Under-reported numbers

Exactly 10,000 families—totaling 43,681 persons—were seeking temporary shelter in 217 evacuation centers in the region, a bulletin by the NDRRMC said. 

But Save the Children in an earlier statement also said the NDRRMC and other government organizations could potentially be under-reporting the actual number of those displaced. 

"The reported figures don’t count yet those affected residents who are staying with their friends and relatives," they said in a previous statement. 

"The population of Agoncillo alone in 2015 is 38,000, and the local government unit said the entire municipality was evacuated."

The UN Office for the Coordination of Humanitarian Affairs in a report also said that there were around 459,300 living in the danger zone.

"[T]here are other residents displaced from Laurel (with 39,999 population in 2015; San Nicolas with 22,623 population in 2015; and Talisay with 45,301 population in 2015; Lemery with 93,157 population in 2015," Save the Children added in their assessment. 

Disaster unresilience

Amid these conditions, a House lawmaker on Monday called for a probe into what he said was a lackluster information dissemination campaign behind the active volcano. 
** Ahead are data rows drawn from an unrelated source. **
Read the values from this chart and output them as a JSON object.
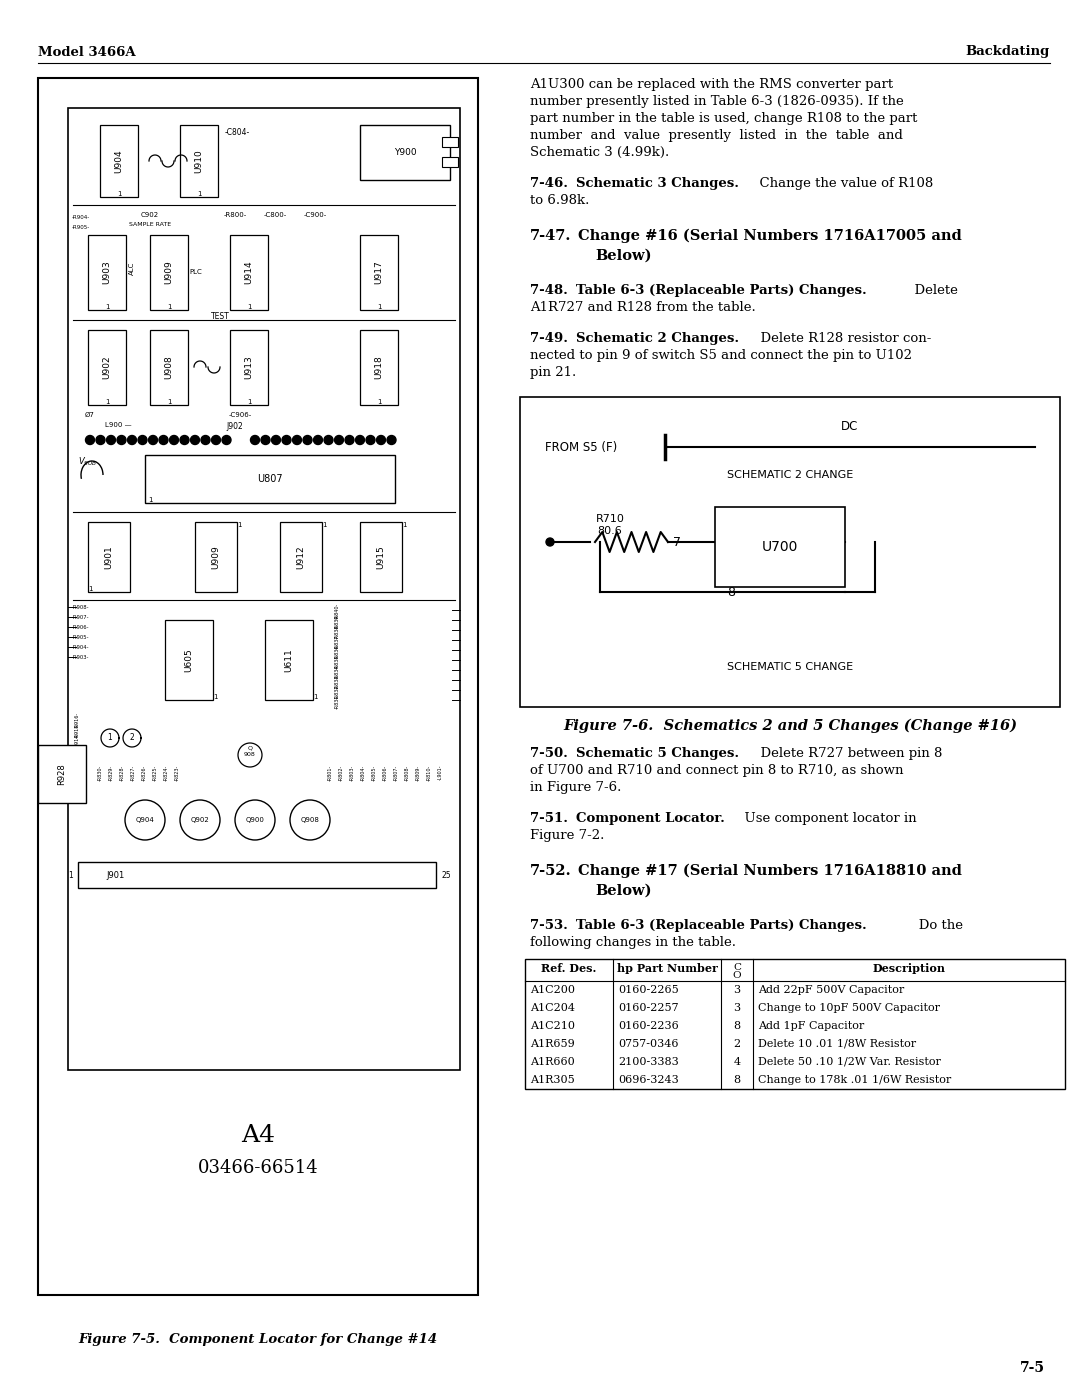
{
  "page_header_left": "Model 3466A",
  "page_header_right": "Backdating",
  "page_number": "7-5",
  "bg_color": "#ffffff",
  "left_panel": {
    "figure_label": "A4",
    "figure_part_number": "03466-66514",
    "figure_caption": "Figure 7-5.  Component Locator for Change #14"
  },
  "table": {
    "rows": [
      [
        "A1C200",
        "0160-2265",
        "3",
        "Add 22pF 500V Capacitor"
      ],
      [
        "A1C204",
        "0160-2257",
        "3",
        "Change to 10pF 500V Capacitor"
      ],
      [
        "A1C210",
        "0160-2236",
        "8",
        "Add 1pF Capacitor"
      ],
      [
        "A1R659",
        "0757-0346",
        "2",
        "Delete 10 .01 1/8W Resistor"
      ],
      [
        "A1R660",
        "2100-3383",
        "4",
        "Delete 50 .10 1/2W Var. Resistor"
      ],
      [
        "A1R305",
        "0696-3243",
        "8",
        "Change to 178k .01 1/6W Resistor"
      ]
    ]
  }
}
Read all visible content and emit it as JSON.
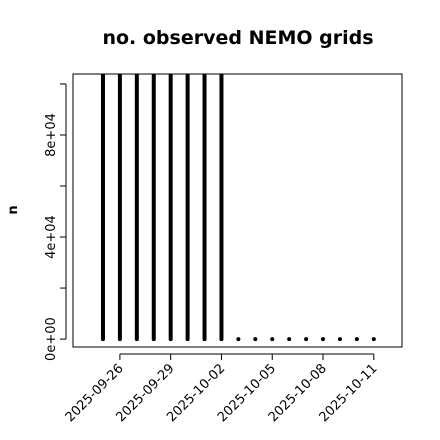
{
  "chart_data": {
    "type": "bar",
    "title": "no. observed NEMO grids",
    "y_label": "n",
    "x": [
      "2025-09-25",
      "2025-09-26",
      "2025-09-27",
      "2025-09-28",
      "2025-09-29",
      "2025-09-30",
      "2025-10-01",
      "2025-10-02",
      "2025-10-03",
      "2025-10-04",
      "2025-10-05",
      "2025-10-06",
      "2025-10-07",
      "2025-10-08",
      "2025-10-09",
      "2025-10-10",
      "2025-10-11"
    ],
    "values": [
      103900,
      103900,
      103900,
      103900,
      103900,
      103900,
      103900,
      103900,
      0,
      0,
      0,
      0,
      0,
      0,
      0,
      0,
      0
    ],
    "color": "#000000",
    "xlim": [
      "2025-09-23T05:30",
      "2025-10-12T16:00"
    ],
    "xticks": [
      "2025-09-26",
      "2025-09-29",
      "2025-10-02",
      "2025-10-05",
      "2025-10-08",
      "2025-10-11"
    ],
    "ylim": [
      -3100,
      103900
    ],
    "yticks": [
      {
        "value": 0,
        "label": "0e+00"
      },
      {
        "value": 40000,
        "label": "4e+04"
      },
      {
        "value": 80000,
        "label": "8e+04"
      }
    ],
    "yticks_unlabeled": [
      20000,
      60000,
      100000
    ]
  }
}
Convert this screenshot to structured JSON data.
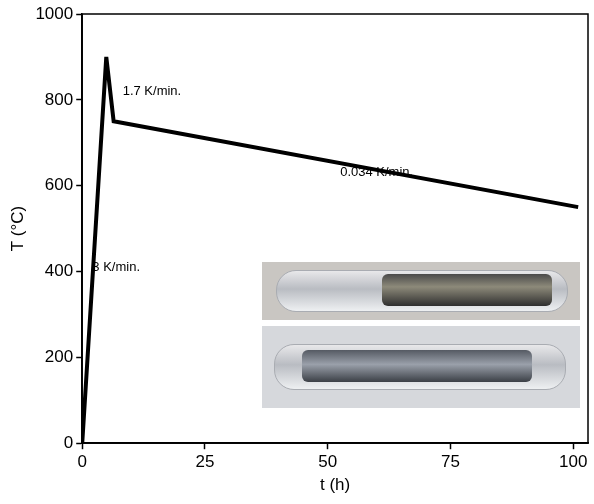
{
  "chart_data": {
    "type": "line",
    "x_label": "t (h)",
    "y_label": "T (°C)",
    "x": [
      0,
      4.9,
      6.4,
      101
    ],
    "values": [
      0,
      900,
      750,
      550
    ],
    "color": "#000000",
    "xlim": [
      0,
      103
    ],
    "xticks": [
      0,
      25,
      50,
      75,
      100
    ],
    "ylim": [
      0,
      1000
    ],
    "yticks": [
      0,
      200,
      400,
      600,
      800,
      1000
    ],
    "annotations": [
      "1.7 K/min.",
      "0.034 K/min.",
      "3 K/min."
    ],
    "grid": false
  }
}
"Filipinos were taken by surprise by the recent Taal Volcano eruption wherein the losses in terms of life and property are still unaccounted for," Rep. Elpidio Barzaga (Cavite) wrote in a House resolution. 
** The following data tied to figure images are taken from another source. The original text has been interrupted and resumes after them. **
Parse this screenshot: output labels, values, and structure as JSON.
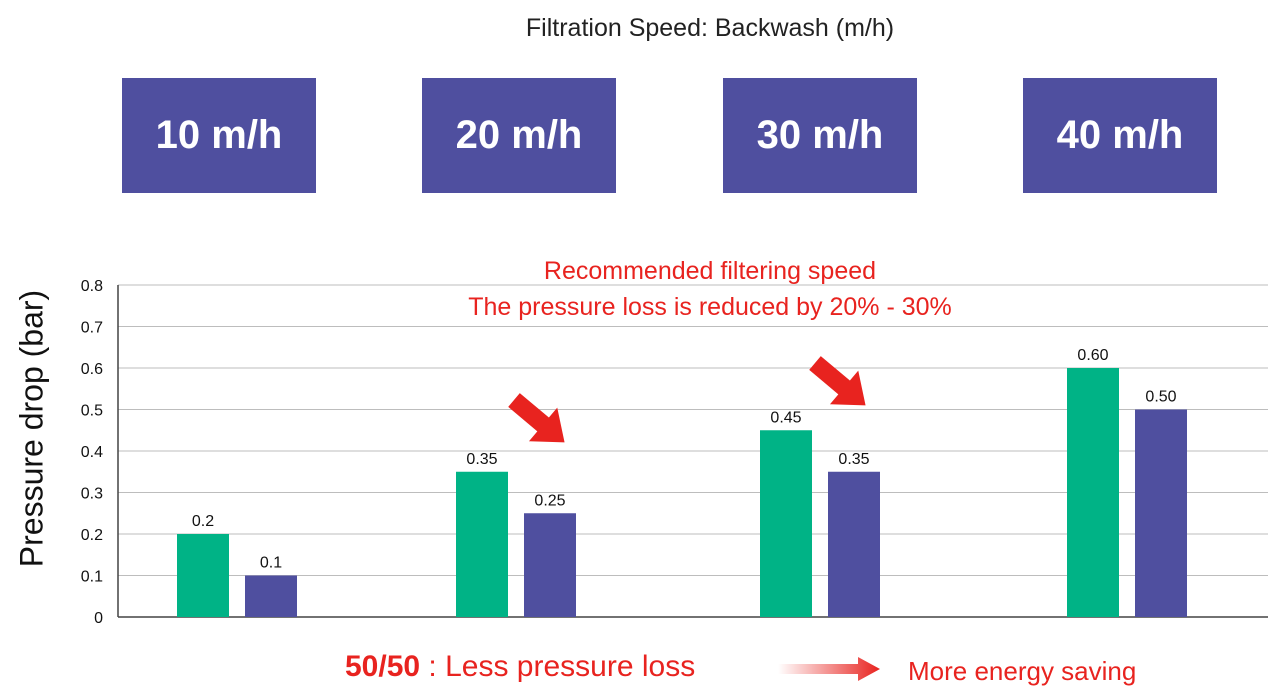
{
  "header": {
    "title": "Filtration Speed: Backwash (m/h)"
  },
  "speed_boxes": [
    "10 m/h",
    "20 m/h",
    "30 m/h",
    "40 m/h"
  ],
  "annotations": {
    "recommended_line1": "Recommended filtering speed",
    "recommended_line2": "The pressure loss is reduced by 20% - 30%",
    "bottom_bold": "50/50",
    "bottom_text": " : Less pressure loss",
    "bottom_right": "More energy saving"
  },
  "colors": {
    "green": "#00b386",
    "purple": "#4f4f9f",
    "accent": "#e8231f"
  },
  "chart_data": {
    "type": "bar",
    "categories": [
      "10 m/h",
      "20 m/h",
      "30 m/h",
      "40 m/h"
    ],
    "series": [
      {
        "values": [
          0.2,
          0.35,
          0.45,
          0.6
        ],
        "labels": [
          "0.2",
          "0.35",
          "0.45",
          "0.60"
        ],
        "color": "#00b386"
      },
      {
        "values": [
          0.1,
          0.25,
          0.35,
          0.5
        ],
        "labels": [
          "0.1",
          "0.25",
          "0.35",
          "0.50"
        ],
        "color": "#4f4f9f"
      }
    ],
    "ylabel": "Pressure drop (bar)",
    "ylim": [
      0,
      0.8
    ],
    "yticks": [
      "0",
      "0.1",
      "0.2",
      "0.3",
      "0.4",
      "0.5",
      "0.6",
      "0.7",
      "0.8"
    ],
    "grid": true
  }
}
In a survey of 624 households in the region, a 2018 study by the Harvard Humanitarian Initiative's Program on Resilient Communities found that 43% of the Calabarzon population believed that it was children who were the most vulnerable to natural disasters such as this one. This was followed by the elderly, the poor and the disabled, in that order.

The study also found that 99.80% of homes across the Philippines "had no disaster management plan specific for volcanic eruption."

Of the aforementioned evacuation centers, Save the Children Philippines bared that "[t]here are protection concerns on the lack of proper information on the evacuees who are staying; no information on children, persons with disabilities, pregnant."

Taal's main crater erupted steam on Sunday afternoon, prompting state volcanology bureau Phivolcs to burn through alert levels 2 through 4 in the hours following this. 

Days after, they warned that a hazardous volcanic eruption was imminent and could happen within hours to days. On their 8 a.m. bulletin on Wednesday, though, state volcanologists said that the volcano displayed "generally weaker" activity throughout the past 24 hours.